The last few months have seen some incredibly low prices on memory and storage products, particularly SSDs. That's great for consumers but not so for manufacturers, who have been struggling to turn a profit. That looks set to flip. The prices of DRAM and NAND chips are on the rise, and that means the bargain bonanza is likely coming to an end.
According to a report from Digitimes (via Tom's Hardware), manufacturers have been cutting back on production in an effort to clear excess inventories and increase profitability. That means memory spot prices are increasing and in time, these costs will be passed onto consumers.
The price of NAND flash memory in particular has dramatically risen. DRAMeXchange tracks chip prices, and according to its data, the price of 512GB TLC NAND has nearly doubled over the last six months from around $1.30 to as high as $2.75 during the last trading session. Digitimes predicts this price to rise further into the $3.20 to $3.60 range, and even then, it refers to these prices as a breakeven price. Ouch. The days of 1TB SSDs for under $50 are surely coming to an end. For now at least.
It's time to put my economics hat on. These production cuts are not unexpected. Global PC demand has been down ever since the pandemic work-from-home boom ended, and then there's the economic slowdown in China. Lower demand means lower prices and lower profits, and given the struggles of companies like Samsung and Micron, production cuts were always likely. These cuts are having their desired effect.
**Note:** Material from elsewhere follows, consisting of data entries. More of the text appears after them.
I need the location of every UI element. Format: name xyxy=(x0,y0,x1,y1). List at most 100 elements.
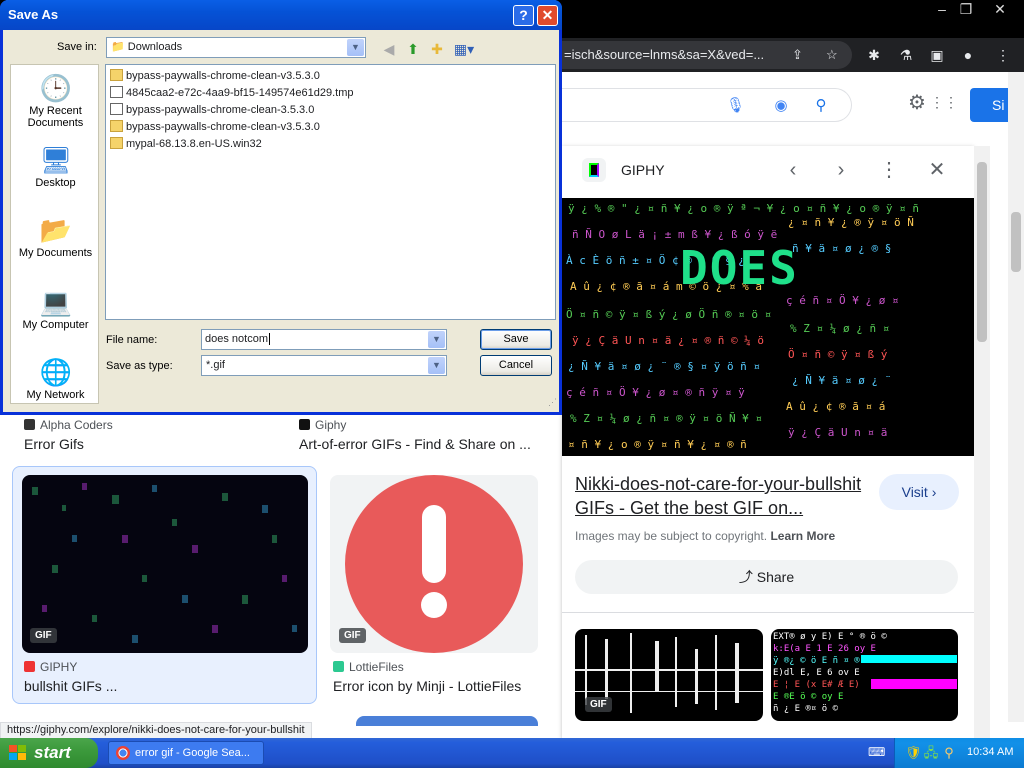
labs-flask-icon[interactable]: ⚗ xyxy=(895,44,917,66)
next-image-icon[interactable]: › xyxy=(829,158,853,182)
save-button[interactable]: Save xyxy=(480,329,552,350)
visit-button[interactable]: Visit › xyxy=(879,474,959,510)
dialog-close-button[interactable]: ✕ xyxy=(537,5,558,26)
share-button[interactable]: ⤴ Share xyxy=(575,560,958,594)
file-name: bypass-paywalls-chrome-clean-v3.5.3.0 xyxy=(126,70,320,82)
giphy-favicon xyxy=(24,661,35,672)
more-options-icon[interactable]: ⋮ xyxy=(877,158,901,182)
side-panel-icon[interactable]: ▣ xyxy=(926,44,948,66)
page-scrollbar-thumb[interactable] xyxy=(1011,212,1021,272)
next-row-tile[interactable] xyxy=(356,716,538,726)
file-item[interactable]: mypal-68.13.8.en-US.win32 xyxy=(110,136,262,152)
bookmark-star-icon[interactable]: ☆ xyxy=(826,41,838,69)
new-folder-icon[interactable]: ✚ xyxy=(427,40,447,58)
resize-grip-icon[interactable]: ⋰ xyxy=(548,397,560,409)
page-scrollbar[interactable] xyxy=(1008,72,1024,722)
extensions-puzzle-icon[interactable]: ✱ xyxy=(863,44,885,66)
close-icon: ✕ xyxy=(994,1,1006,17)
glitch-image-thumbnail xyxy=(32,483,297,643)
chrome-menu-icon[interactable]: ⋮ xyxy=(992,44,1014,66)
restore-icon: ❐ xyxy=(959,1,973,17)
file-name-input[interactable]: does notcom ▼ xyxy=(201,329,447,350)
panel-result-title[interactable]: Nikki-does-not-care-for-your-bullshit GI… xyxy=(575,472,865,520)
svg-text:E ¦ E (x E# Æ E): E ¦ E (x E# Æ E) xyxy=(773,680,860,690)
restore-button[interactable]: ❐ xyxy=(948,0,984,20)
preview-image[interactable]: ÿ ¿ % ® " ¿ ¤ ñ ¥ ¿ o ® ÿ ª ¬ ¥ ¿ o ¤ ñ … xyxy=(562,198,974,456)
address-bar[interactable]: =isch&source=lnms&sa=X&ved=... ⇪ ☆ xyxy=(556,41,852,69)
back-icon[interactable]: ◀ xyxy=(379,40,399,58)
tile3-source[interactable]: GIPHY xyxy=(24,660,77,674)
related-thumb-2[interactable]: EXT® ø y E) E ° ® ö © k:E(a E 1 E 26 oy … xyxy=(771,629,958,721)
chevron-down-icon[interactable]: ▼ xyxy=(347,39,364,56)
lens-search-icon[interactable]: ◉ xyxy=(772,97,790,115)
file-list[interactable]: bypass-paywalls-chrome-clean-v3.5.3.0 48… xyxy=(105,64,556,320)
search-box[interactable]: 🎙 ◉ ⚲ xyxy=(540,88,852,122)
desktop-screen: – ❐ ✕ =isch&source=lnms&sa=X&ved=... ⇪ ☆… xyxy=(0,0,1024,768)
tile2-title[interactable]: Art-of-error GIFs - Find & Share on ... xyxy=(299,436,539,452)
giphy-logo-mark xyxy=(589,163,599,177)
save-in-dropdown[interactable]: 📁 Downloads ▼ xyxy=(106,37,366,58)
panel-scrollbar-thumb[interactable] xyxy=(977,162,987,342)
close-window-button[interactable]: ✕ xyxy=(982,0,1018,20)
panel-scrollbar[interactable] xyxy=(974,146,990,738)
link-status-bar: https://giphy.com/explore/nikki-does-not… xyxy=(0,722,312,739)
help-button[interactable]: ? xyxy=(513,5,534,26)
place-my-recent-documents[interactable]: 🕒 My Recent Documents xyxy=(11,73,100,129)
learn-more-link[interactable]: Learn More xyxy=(770,529,835,543)
network-icon[interactable]: 🖧 xyxy=(923,745,939,761)
file-item[interactable]: bypass-paywalls-chrome-clean-v3.5.3.0 xyxy=(110,68,320,84)
taskbar-chrome-window[interactable]: error gif - Google Sea... xyxy=(108,741,264,765)
tmp-file-icon xyxy=(110,86,123,98)
tile3-title[interactable]: bullshit GIFs ... xyxy=(24,678,304,694)
related-thumb-1[interactable]: GIF xyxy=(575,629,763,721)
start-button[interactable]: start xyxy=(0,738,98,768)
file-name-value: does notcom xyxy=(205,333,268,345)
tile4-source[interactable]: LottieFiles xyxy=(333,660,404,674)
task-label: error gif - Google Sea... xyxy=(135,747,250,759)
giphy-logo xyxy=(582,158,606,182)
svg-text:EXT® ø y E) E ° ® ö ©: EXT® ø y E) E ° ® ö © xyxy=(773,632,887,642)
giphy-favicon xyxy=(299,419,310,430)
chevron-down-icon[interactable]: ▼ xyxy=(428,357,445,374)
file-item[interactable]: bypass-paywalls-chrome-clean-v3.5.3.0 xyxy=(110,119,320,135)
save-as-type-label: Save as type: xyxy=(106,360,173,372)
share-page-icon[interactable]: ⇪ xyxy=(792,41,803,69)
clock[interactable]: 10:34 AM xyxy=(967,746,1013,758)
dialog-titlebar[interactable]: Save As ? ✕ xyxy=(0,0,562,30)
google-apps-icon[interactable]: ⋮⋮ xyxy=(930,94,958,112)
error-icon-image xyxy=(345,475,523,653)
color-glitch-thumbnail: EXT® ø y E) E ° ® ö © k:E(a E 1 E 26 oy … xyxy=(773,632,957,714)
tile2-source[interactable]: Giphy xyxy=(299,418,346,432)
keyboard-icon[interactable]: ⌨ xyxy=(868,745,885,761)
search-tray-icon[interactable]: ⚲ xyxy=(941,745,957,761)
svg-text:Ö ¤ ñ © ÿ ¤ ß ý: Ö ¤ ñ © ÿ ¤ ß ý xyxy=(788,348,888,361)
tile3-source-label: GIPHY xyxy=(40,660,78,674)
place-my-computer[interactable]: 💻 My Computer xyxy=(11,287,100,331)
previous-image-icon[interactable]: ‹ xyxy=(781,158,805,182)
close-panel-icon[interactable]: ✕ xyxy=(925,158,949,182)
desktop-icon: 🖥 xyxy=(39,145,73,175)
voice-search-icon[interactable]: 🎙 xyxy=(726,97,745,115)
tile1-source[interactable]: Alpha Coders xyxy=(24,418,113,432)
views-menu-icon[interactable]: ▦▾ xyxy=(451,40,477,58)
chevron-down-icon[interactable]: ▼ xyxy=(428,331,445,348)
tile4-source-label: LottieFiles xyxy=(349,660,404,674)
save-as-type-dropdown[interactable]: *.gif ▼ xyxy=(201,355,447,376)
tile3-image[interactable] xyxy=(22,475,308,653)
profile-avatar-icon[interactable]: ● xyxy=(957,44,979,66)
place-desktop[interactable]: 🖥 Desktop xyxy=(11,145,100,189)
settings-gear-icon[interactable]: ⚙ xyxy=(908,92,930,114)
up-folder-icon[interactable]: ⬆ xyxy=(403,40,423,58)
related-gif-badge: GIF xyxy=(585,697,612,712)
cancel-button[interactable]: Cancel xyxy=(480,355,552,376)
tile4-title[interactable]: Error icon by Minji - LottieFiles xyxy=(333,678,553,694)
place-my-documents[interactable]: 📂 My Documents xyxy=(11,215,100,259)
search-icon[interactable]: ⚲ xyxy=(812,97,830,115)
tile4-image[interactable] xyxy=(330,475,538,653)
file-item[interactable]: 4845caa2-e72c-4aa9-bf15-149574e61d29.tmp xyxy=(110,85,354,101)
tile1-title[interactable]: Error Gifs xyxy=(24,436,294,452)
security-shield-icon[interactable]: 🛡 xyxy=(905,745,922,761)
file-item[interactable]: bypass-paywalls-chrome-clean-3.5.3.0 xyxy=(110,102,314,118)
place-my-network[interactable]: 🌐 My Network xyxy=(11,357,100,401)
place-label: My Documents xyxy=(18,247,93,259)
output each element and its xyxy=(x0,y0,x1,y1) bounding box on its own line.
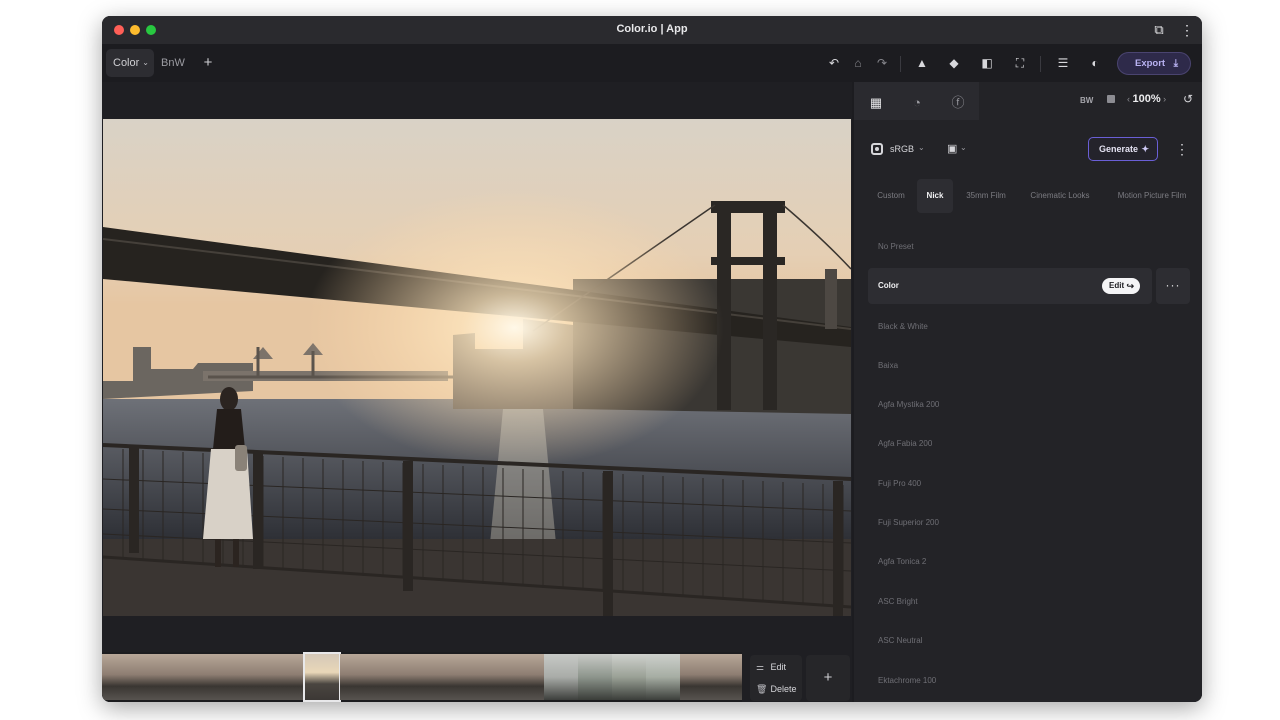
tab-bnw[interactable]: BnW xyxy=(161,49,193,77)
preset-item[interactable]: Baixa xyxy=(878,361,898,370)
filmstrip-thumb[interactable] xyxy=(374,654,408,700)
color-space-icon[interactable] xyxy=(871,143,883,155)
export-button[interactable]: Export ⤓ xyxy=(1117,52,1191,75)
filmstrip-thumb[interactable] xyxy=(408,654,442,700)
redo-icon[interactable]: ↷ xyxy=(872,53,892,73)
filmstrip-actions: ⚌ Edit 🗑 Delete xyxy=(750,655,802,701)
preset-more-button[interactable]: ··· xyxy=(1156,268,1190,304)
filmstrip-thumb[interactable] xyxy=(272,654,304,700)
adjust-icon[interactable]: ▦ xyxy=(858,88,894,118)
zoom-value: 100% xyxy=(1132,93,1161,105)
filmstrip-thumb[interactable] xyxy=(612,654,646,700)
filmstrip xyxy=(102,652,742,702)
filmstrip-edit-button[interactable]: ⚌ Edit xyxy=(756,657,786,677)
preset-active-label: Color xyxy=(878,281,899,290)
curves-icon[interactable]: ◔ xyxy=(899,88,935,118)
filmstrip-delete-label: Delete xyxy=(770,684,797,694)
zoom-in-icon[interactable]: › xyxy=(1161,94,1166,104)
layers-icon[interactable] xyxy=(1107,95,1115,103)
preset-item[interactable]: Fuji Superior 200 xyxy=(878,518,939,527)
filmstrip-thumb[interactable] xyxy=(646,654,680,700)
filmstrip-thumb-selected[interactable] xyxy=(303,652,341,702)
histogram-icon[interactable]: ▲ xyxy=(912,53,932,73)
menu-icon[interactable]: ☰ xyxy=(1053,53,1073,73)
tab-nick[interactable]: Nick xyxy=(917,179,953,213)
window-title: Color.io | App xyxy=(616,23,688,35)
filmstrip-thumb[interactable] xyxy=(578,654,612,700)
filmstrip-thumb[interactable] xyxy=(204,654,238,700)
chevron-down-icon[interactable]: ⌄ xyxy=(918,143,925,152)
generate-button[interactable]: Generate ✦ xyxy=(1088,137,1158,161)
filmstrip-thumb[interactable] xyxy=(714,654,742,700)
preset-edit-button[interactable]: Edit ↪ xyxy=(1102,278,1140,294)
preset-item[interactable]: Agfa Mystika 200 xyxy=(878,400,939,409)
filmstrip-delete-button[interactable]: 🗑 Delete xyxy=(756,679,797,699)
trash-icon: 🗑 xyxy=(756,684,768,694)
eraser-icon[interactable]: ⌂ xyxy=(848,53,868,73)
filmstrip-thumb[interactable] xyxy=(476,654,510,700)
tab-custom[interactable]: Custom xyxy=(868,179,914,213)
tab-color-label: Color xyxy=(113,57,140,69)
preset-item[interactable]: Fuji Pro 400 xyxy=(878,479,921,488)
toolbar-divider xyxy=(900,56,901,72)
chevron-down-icon: ⌄ xyxy=(142,58,149,67)
filmstrip-thumb[interactable] xyxy=(510,654,544,700)
zoom-level[interactable]: ‹ 100% › xyxy=(1127,93,1166,105)
toolbar-divider xyxy=(1040,56,1041,72)
panel-more-icon[interactable]: ⋮ xyxy=(1175,138,1189,160)
filmstrip-thumb[interactable] xyxy=(136,654,170,700)
photo-image xyxy=(103,119,851,616)
add-tab-button[interactable]: + xyxy=(200,49,216,77)
filmstrip-edit-label: Edit xyxy=(770,662,787,672)
top-toolbar: Color ⌄ BnW + ↶ ⌂ ↷ ▲ ◆ ◧ ⛶ ☰ ◐ Export ⤓ xyxy=(102,44,1202,82)
tab-cinematic-looks[interactable]: Cinematic Looks xyxy=(1022,179,1098,213)
filmstrip-thumb[interactable] xyxy=(544,654,578,700)
bw-toggle[interactable]: BW xyxy=(1080,96,1093,105)
tab-motion-picture-film[interactable]: Motion Picture Film xyxy=(1106,179,1198,213)
display-icon[interactable]: ▣ xyxy=(947,142,957,155)
effects-icon[interactable]: ⓕ xyxy=(940,88,976,118)
generate-label: Generate xyxy=(1099,144,1139,154)
tab-color[interactable]: Color ⌄ xyxy=(106,49,154,77)
preset-item-active[interactable]: Color Edit ↪ xyxy=(868,268,1152,304)
image-viewer: ⚌ Edit 🗑 Delete + xyxy=(102,82,852,702)
cube-icon[interactable]: ◆ xyxy=(944,53,964,73)
app-window: Color.io | App ⧉ ⋮ Color ⌄ BnW + ↶ ⌂ ↷ ▲… xyxy=(102,16,1202,702)
window-menu-icon[interactable]: ⋮ xyxy=(1180,21,1194,39)
filmstrip-thumb[interactable] xyxy=(442,654,476,700)
color-space-label[interactable]: sRGB xyxy=(890,144,914,154)
add-image-button[interactable]: + xyxy=(806,655,850,701)
compare-icon[interactable]: ◧ xyxy=(977,53,997,73)
preset-item[interactable]: Black & White xyxy=(878,322,928,331)
palette-icon[interactable]: ◐ xyxy=(1085,53,1105,73)
filmstrip-thumb[interactable] xyxy=(170,654,204,700)
preset-item[interactable]: ASC Bright xyxy=(878,597,918,606)
preset-item[interactable]: No Preset xyxy=(878,242,914,251)
reset-icon[interactable]: ↺ xyxy=(1180,91,1196,107)
photo-canvas[interactable] xyxy=(103,119,851,616)
sparkle-icon: ✦ xyxy=(1141,144,1149,154)
filmstrip-thumb[interactable] xyxy=(102,654,136,700)
tab-35mm-film[interactable]: 35mm Film xyxy=(957,179,1015,213)
arrow-right-icon: ↪ xyxy=(1126,281,1134,291)
filmstrip-thumb[interactable] xyxy=(238,654,272,700)
title-bar: Color.io | App ⧉ ⋮ xyxy=(102,16,1202,44)
preset-edit-label: Edit xyxy=(1109,281,1125,290)
sliders-icon: ⚌ xyxy=(756,662,765,672)
preset-item[interactable]: Agfa Fabia 200 xyxy=(878,439,932,448)
filmstrip-thumb[interactable] xyxy=(340,654,374,700)
chevron-down-icon[interactable]: ⌄ xyxy=(960,143,967,152)
undo-icon[interactable]: ↶ xyxy=(824,53,844,73)
preset-item[interactable]: Ektachrome 100 xyxy=(878,676,936,685)
filmstrip-thumb[interactable] xyxy=(680,654,714,700)
preset-item[interactable]: Agfa Tonica 2 xyxy=(878,557,926,566)
export-label: Export xyxy=(1135,58,1166,69)
fit-screen-icon[interactable]: ⛶ xyxy=(1010,53,1030,73)
download-icon: ⤓ xyxy=(1173,58,1178,69)
preset-item[interactable]: ASC Neutral xyxy=(878,636,922,645)
extensions-icon[interactable]: ⧉ xyxy=(1150,21,1168,39)
looks-panel: ▦ ◔ ⓕ BW ‹ 100% › ↺ sRGB ⌄ ▣ ⌄ Generate … xyxy=(854,82,1202,702)
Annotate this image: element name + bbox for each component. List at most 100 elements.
It's not a stretch to assume there might be shortages in 2024. Assuming PC demand picks up, then relatively low production levels will increase spot prices further. New waves of PC, smartphone and enterprise products will drive demand, and if production remains restricted… Well that'll be good for manufacturers, but consumers will end up paying more.
So, if you've been contemplating buying a new SSD or memory kit but didn't get around to it over the Black Friday weekend, you might want to give some thought to grabbing one sooner rather than later. There are still some bargains to be had. Sadly for consumers, these deals are unlikely to be bettered in 2024.